For Reel


Song of Freedom (1936)
December 31, 2016, 6:25 pm
Filed under: Reviews | Tags: , ,

Director: J. Elder Wills
3 Stars
song-of-freedomSong of Freedom was a significant turning point for Paul Robeson in that it followed in the immediate aftermath of Sanders of the River, a film which the actor disowned and would lead him to implement a clause in his contract regarding the final edit of his pictures. The film follows a singer on the London docks who, shortly after being discovered and achieving success, seeks his ancestral roots in Africa. Robeson’s deep, emotionally dynamic voice is enough to warrant a viewing—he sings early and often, with the picture addressing music as being a tool used to discern one’s individuality (and therefore finding freedom). The non-musical bits in the early-half, however, impressively build on the theme of displacement.
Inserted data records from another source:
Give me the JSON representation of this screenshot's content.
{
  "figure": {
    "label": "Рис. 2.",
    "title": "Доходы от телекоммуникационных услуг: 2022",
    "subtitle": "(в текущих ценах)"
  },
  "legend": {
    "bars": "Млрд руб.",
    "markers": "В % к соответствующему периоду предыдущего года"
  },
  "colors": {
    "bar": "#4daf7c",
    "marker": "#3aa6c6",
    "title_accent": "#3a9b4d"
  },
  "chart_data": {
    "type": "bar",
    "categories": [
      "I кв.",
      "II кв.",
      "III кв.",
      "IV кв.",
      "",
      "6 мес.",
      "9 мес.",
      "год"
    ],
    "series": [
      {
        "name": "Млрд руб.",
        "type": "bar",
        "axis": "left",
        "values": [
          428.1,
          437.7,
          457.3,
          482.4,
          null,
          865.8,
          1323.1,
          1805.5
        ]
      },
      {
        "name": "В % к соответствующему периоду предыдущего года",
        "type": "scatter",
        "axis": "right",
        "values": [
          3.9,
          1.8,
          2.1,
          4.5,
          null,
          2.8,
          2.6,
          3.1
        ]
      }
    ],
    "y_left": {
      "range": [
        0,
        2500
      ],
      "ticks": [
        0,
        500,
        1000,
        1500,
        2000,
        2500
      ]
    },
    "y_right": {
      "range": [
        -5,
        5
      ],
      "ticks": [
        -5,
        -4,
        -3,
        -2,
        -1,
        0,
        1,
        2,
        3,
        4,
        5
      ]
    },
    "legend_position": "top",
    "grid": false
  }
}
While Robeson has a loving marriage with his wife played by Elisabeth Welch, he fantasizes about his history and wishes to understand it more directly. Similarly, although music leads him out of the docks, he protests wildly against the man who discovers and attempts to train him, arguing that his individuality is being stifled through the training. These dramatic contradictions all but disappear in the misguided, incoherent third act in which Robeson visits Africa and has to win over the natives (including a witchdoctor) by arguing for the correctness of the western way of life, but regardless the film is successful as a curiosity and certainly one of the most historically significant acknowledgments of blacks in Britain at the time.